We can unlock massive potential through automating predictable tasks like formatting, metadata extraction, dossier building and basic quality checks. By limiting expert involvement in such activities, we increase capacity for strategic, complex tasks.
Creating interdisciplinary teams with new skills in data literacy
We need self-organising, interdisciplinary teams to address digital disruption, specifically the approval and licencing of algorithms and digital assets for precision and personalised medicine.
In addition, we need fresh perspectives on what this new way of organising teams means for regulation, product safety and how efficacy is evaluated. New, cross-functional teams will centre on therapeutic areas, bringing together disciplines in regulatory strategy, digital health, clinical, safety, medical affairs, data stewardship and local market expertise.
Proactive health authority exchanges, social listening and intelligence gathering
Continuous dialogue with regulators and policymakers, e.g. the FDA, MHRA, WHO etc., helps bridge industry, customer and regulatory needs.
Effective regulatory teams gather market and regulatory intelligence through “social listening” tools to better understand patients’ unmet needs, behaviour patterns and trends in health issues.
Social listening is about monitoring digital conversations amongst stakeholders (typically in the news and social media) to get insights into what people and groups are saying about their experiences with products.
Social listening provides relevant, voluminous high-velocity data.
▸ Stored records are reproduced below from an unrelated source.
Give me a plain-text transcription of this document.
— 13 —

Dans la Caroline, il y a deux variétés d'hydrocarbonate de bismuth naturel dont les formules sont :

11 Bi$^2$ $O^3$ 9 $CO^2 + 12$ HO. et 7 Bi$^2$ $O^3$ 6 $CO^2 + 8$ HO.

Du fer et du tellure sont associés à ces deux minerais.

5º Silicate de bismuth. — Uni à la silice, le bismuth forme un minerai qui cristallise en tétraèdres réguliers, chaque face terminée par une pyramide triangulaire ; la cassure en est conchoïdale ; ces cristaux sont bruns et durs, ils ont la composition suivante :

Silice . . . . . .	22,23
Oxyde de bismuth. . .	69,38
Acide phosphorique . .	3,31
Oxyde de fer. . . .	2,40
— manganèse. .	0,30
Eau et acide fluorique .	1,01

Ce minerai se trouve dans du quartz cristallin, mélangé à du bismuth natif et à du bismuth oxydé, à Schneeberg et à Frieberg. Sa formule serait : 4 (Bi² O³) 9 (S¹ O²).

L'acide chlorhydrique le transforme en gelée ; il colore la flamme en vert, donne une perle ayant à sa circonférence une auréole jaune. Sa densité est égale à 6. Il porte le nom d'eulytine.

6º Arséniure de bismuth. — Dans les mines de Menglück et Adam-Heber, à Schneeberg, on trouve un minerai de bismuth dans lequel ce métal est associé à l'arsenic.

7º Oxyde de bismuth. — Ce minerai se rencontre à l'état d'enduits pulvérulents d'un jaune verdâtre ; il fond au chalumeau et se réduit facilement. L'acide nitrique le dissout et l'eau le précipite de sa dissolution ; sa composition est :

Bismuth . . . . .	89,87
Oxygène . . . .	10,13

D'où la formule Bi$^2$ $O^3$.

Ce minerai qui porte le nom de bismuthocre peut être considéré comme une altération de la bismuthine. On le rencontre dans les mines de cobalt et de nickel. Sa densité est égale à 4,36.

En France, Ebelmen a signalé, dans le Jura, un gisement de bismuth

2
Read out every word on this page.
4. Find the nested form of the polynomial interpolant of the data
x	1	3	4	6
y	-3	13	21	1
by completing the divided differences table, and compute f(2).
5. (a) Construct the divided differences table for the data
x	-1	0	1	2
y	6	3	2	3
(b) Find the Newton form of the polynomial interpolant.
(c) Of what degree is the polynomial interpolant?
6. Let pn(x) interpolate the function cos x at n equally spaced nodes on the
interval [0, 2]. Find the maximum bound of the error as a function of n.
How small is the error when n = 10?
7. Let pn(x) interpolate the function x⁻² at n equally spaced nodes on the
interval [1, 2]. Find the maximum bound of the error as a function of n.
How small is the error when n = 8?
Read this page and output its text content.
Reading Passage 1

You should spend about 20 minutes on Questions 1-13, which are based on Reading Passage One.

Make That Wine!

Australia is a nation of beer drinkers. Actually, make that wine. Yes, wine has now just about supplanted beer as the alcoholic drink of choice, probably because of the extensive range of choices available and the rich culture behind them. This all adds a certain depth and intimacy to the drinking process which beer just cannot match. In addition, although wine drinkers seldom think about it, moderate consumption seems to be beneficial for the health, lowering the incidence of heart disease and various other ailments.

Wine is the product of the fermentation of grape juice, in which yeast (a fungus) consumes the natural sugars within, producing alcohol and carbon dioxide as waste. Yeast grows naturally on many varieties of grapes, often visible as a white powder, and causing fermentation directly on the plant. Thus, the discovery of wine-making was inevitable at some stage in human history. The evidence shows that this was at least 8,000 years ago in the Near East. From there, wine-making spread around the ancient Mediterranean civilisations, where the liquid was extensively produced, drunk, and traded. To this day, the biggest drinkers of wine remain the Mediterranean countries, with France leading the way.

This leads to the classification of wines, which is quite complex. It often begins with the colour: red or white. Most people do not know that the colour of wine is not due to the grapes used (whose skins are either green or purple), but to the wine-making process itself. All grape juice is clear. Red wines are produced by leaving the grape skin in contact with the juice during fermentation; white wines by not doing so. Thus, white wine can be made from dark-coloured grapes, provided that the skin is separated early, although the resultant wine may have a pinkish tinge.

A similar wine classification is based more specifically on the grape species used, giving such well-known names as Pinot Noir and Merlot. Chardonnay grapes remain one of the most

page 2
Therefore, it becomes imperative that we establish a “data-to-insights” process to filter, analyse and summarise the vast quantities of social data to avoid becoming overwhelmed.
Building a shared, insight-driven big picture
The ability to capture and mine data sources around product activity improves the overall regulatory strategy and innovation and will accelerate approvals.
We need to build a common, visual, easy-to-understand submission pipeline for stakeholders to see and thus enable insight-driven decision-making on product strategy.
This means accessing new data sources to support decision-making (e.g. real-world evidence, biomarkers and patient insights), forcing a change in how evidence is evaluated.
Effective forecasting, priority setting and flexible resource management
Accurate forecasting enabling dynamic priority setting and flexible central planning are at the heart of making regulatory affairs effective. This, in turn, helps direct R&D because it explores new modalities (as seen with RNAi in the COVID-19 vaccine design).